Hotel- und Gaststättenverband (DEHOGA)

Wie immer im Geschäftsleben geht es auch bei der Zimmervermietung nicht ohne rechtliche Regelung. Eine vom Gast vorgenommene und vom Beherbergungsbetrieb akzeptierte Zimmerreservierung begründet zwischen den Parteien ein Vertragsverhältnis, den Gastaufnahmevertrag. Wie alle Verträge kann auch der Gastaufnahmevertrag nur mit Einverständnis beider Parteien gelöst werden. Im einzelnen ergeben sich aus ihm folgende Rechte und Pflichten:

1. Der Gastaufnahmevertrag ist abgeschlossen, sobald das Zimmer / die Ferienwohnung bestellt und zugesagt, oder falls eine Zusage aus Zeitgründen nicht mehr möglich war, bereitgestellt worden ist.
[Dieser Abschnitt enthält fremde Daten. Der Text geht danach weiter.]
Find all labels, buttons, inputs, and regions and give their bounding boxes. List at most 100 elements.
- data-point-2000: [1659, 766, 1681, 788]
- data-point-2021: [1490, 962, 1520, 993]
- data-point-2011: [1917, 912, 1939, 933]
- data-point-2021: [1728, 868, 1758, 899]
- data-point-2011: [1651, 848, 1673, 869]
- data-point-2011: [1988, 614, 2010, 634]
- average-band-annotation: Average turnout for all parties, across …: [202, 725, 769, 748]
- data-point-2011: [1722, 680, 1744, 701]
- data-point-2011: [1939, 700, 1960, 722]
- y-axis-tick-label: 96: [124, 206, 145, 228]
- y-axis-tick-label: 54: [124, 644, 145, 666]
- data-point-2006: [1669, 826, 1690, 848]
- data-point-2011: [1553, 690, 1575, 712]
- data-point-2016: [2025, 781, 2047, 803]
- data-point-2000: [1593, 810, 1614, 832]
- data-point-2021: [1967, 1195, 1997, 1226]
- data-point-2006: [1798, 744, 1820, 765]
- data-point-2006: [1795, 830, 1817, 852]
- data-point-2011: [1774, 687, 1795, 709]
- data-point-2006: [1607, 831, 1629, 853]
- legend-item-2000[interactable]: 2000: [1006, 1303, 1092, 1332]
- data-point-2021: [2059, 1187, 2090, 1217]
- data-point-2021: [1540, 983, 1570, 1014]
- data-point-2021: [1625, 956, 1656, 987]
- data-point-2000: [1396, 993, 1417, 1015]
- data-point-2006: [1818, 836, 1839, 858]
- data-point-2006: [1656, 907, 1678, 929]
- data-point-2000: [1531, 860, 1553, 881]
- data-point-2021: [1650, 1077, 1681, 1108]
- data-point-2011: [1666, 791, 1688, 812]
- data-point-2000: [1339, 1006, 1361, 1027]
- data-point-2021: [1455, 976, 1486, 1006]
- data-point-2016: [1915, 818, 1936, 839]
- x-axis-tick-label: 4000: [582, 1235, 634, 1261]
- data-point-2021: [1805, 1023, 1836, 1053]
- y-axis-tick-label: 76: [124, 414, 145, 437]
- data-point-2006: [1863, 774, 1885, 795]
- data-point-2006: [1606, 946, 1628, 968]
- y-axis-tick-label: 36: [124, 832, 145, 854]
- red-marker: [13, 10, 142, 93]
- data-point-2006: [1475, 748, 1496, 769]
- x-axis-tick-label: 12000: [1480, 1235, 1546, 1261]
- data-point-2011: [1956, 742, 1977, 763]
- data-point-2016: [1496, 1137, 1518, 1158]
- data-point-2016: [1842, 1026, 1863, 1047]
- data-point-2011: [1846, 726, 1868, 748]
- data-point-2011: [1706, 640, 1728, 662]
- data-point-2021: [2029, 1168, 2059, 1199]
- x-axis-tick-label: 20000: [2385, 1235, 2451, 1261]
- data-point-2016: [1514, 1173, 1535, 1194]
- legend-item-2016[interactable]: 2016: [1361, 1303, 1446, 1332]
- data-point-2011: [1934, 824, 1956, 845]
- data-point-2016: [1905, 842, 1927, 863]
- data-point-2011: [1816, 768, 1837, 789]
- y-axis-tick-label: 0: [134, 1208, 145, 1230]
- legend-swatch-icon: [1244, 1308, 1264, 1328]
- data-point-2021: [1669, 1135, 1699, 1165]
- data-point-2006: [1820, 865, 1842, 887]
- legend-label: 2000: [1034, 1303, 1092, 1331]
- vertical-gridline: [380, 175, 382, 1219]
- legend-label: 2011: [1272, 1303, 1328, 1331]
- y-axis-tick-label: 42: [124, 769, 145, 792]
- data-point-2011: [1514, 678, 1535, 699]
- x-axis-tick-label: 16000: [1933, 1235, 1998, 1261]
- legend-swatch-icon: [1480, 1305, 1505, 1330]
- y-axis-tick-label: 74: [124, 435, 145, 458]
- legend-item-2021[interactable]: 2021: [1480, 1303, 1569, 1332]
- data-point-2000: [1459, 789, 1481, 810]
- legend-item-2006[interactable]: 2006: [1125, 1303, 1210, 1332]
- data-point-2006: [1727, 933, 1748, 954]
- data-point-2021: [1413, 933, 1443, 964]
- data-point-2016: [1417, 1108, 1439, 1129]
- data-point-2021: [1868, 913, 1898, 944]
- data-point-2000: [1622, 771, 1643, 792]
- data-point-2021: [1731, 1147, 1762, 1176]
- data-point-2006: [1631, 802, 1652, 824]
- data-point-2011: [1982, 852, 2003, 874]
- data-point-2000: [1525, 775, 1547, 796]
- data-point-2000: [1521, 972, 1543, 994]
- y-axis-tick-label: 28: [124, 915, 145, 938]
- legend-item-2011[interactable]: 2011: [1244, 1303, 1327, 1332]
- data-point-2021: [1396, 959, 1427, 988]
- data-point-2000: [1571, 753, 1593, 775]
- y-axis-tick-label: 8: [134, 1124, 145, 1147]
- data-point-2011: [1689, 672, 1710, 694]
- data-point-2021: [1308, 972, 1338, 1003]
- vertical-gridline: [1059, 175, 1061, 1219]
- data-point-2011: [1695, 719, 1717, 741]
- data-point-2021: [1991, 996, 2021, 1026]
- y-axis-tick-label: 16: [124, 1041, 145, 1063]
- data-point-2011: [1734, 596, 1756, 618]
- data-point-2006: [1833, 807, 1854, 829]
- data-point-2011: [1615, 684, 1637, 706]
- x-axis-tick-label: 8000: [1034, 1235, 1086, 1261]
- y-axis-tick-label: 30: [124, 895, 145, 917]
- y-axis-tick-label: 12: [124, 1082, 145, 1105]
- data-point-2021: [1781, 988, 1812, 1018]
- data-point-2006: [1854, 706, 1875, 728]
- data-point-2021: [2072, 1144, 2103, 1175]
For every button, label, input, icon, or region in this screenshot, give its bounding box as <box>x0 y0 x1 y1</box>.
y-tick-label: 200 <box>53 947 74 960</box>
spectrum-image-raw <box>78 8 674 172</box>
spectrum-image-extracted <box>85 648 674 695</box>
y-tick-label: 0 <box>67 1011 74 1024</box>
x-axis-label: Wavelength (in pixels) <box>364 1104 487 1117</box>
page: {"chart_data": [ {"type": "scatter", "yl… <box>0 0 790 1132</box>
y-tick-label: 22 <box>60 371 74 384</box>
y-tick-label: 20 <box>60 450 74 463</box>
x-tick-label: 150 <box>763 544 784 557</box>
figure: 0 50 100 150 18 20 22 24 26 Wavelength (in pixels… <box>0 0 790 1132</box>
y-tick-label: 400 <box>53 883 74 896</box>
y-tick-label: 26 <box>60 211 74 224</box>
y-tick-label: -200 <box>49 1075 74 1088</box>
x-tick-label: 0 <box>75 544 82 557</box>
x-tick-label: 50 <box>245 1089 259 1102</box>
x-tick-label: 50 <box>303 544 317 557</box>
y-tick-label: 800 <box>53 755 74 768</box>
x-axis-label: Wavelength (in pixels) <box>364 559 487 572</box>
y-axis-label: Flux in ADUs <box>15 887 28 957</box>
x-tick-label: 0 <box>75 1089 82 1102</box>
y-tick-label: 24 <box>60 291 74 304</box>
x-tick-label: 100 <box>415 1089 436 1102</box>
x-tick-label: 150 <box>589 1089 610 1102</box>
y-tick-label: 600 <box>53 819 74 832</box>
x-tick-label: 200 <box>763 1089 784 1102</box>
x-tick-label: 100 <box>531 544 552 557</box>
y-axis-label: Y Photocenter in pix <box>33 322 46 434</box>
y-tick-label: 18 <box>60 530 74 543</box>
2. Der Abschluß des Gastaufnahmevertrages verpflichtet die Vertragspartner zur Erfüllung des Vertrages, gleichgültig, auf welche Dauer der Vertrag abgeschlossen ist.
3. Der Gastgeber (Vermieter) ist verpflichtet, bei Nichtbereitstellung des Zimmers dem Gast Schadenersatz zu leisten.
4. a. Der Gast ist verpflichtet, bei Nichtinanspruchnahme der vertraglichen Leistungen den vereinbarten oder betriebsüblichen Preis zu bezahlen, abzüglich der vom Gastgeber ersparten Aufwendungen.
b.
Die Einsparungen betragen normalerweise bei Übernachtung mit Frühstück 20%, und reiner Übernachtung ohne Zusatzleistung 10%.
5. a.
Der Gastgeber ist in Treu und Glauben gehalten, nicht in Anspruch genommene Zimmer
nach Möglichkeit anderweitig zu vergeben, um Ausfälle zu vermeiden.

b.
Bis zur anderweitigen Vergabe des Zimmers hat der Gast für die Dauer des Vertrages den
nach Ziffer 4 errechneten Betrag zu zahlen.
6.
Ausschließlicher Gerichtsstand ist der Betriebsort.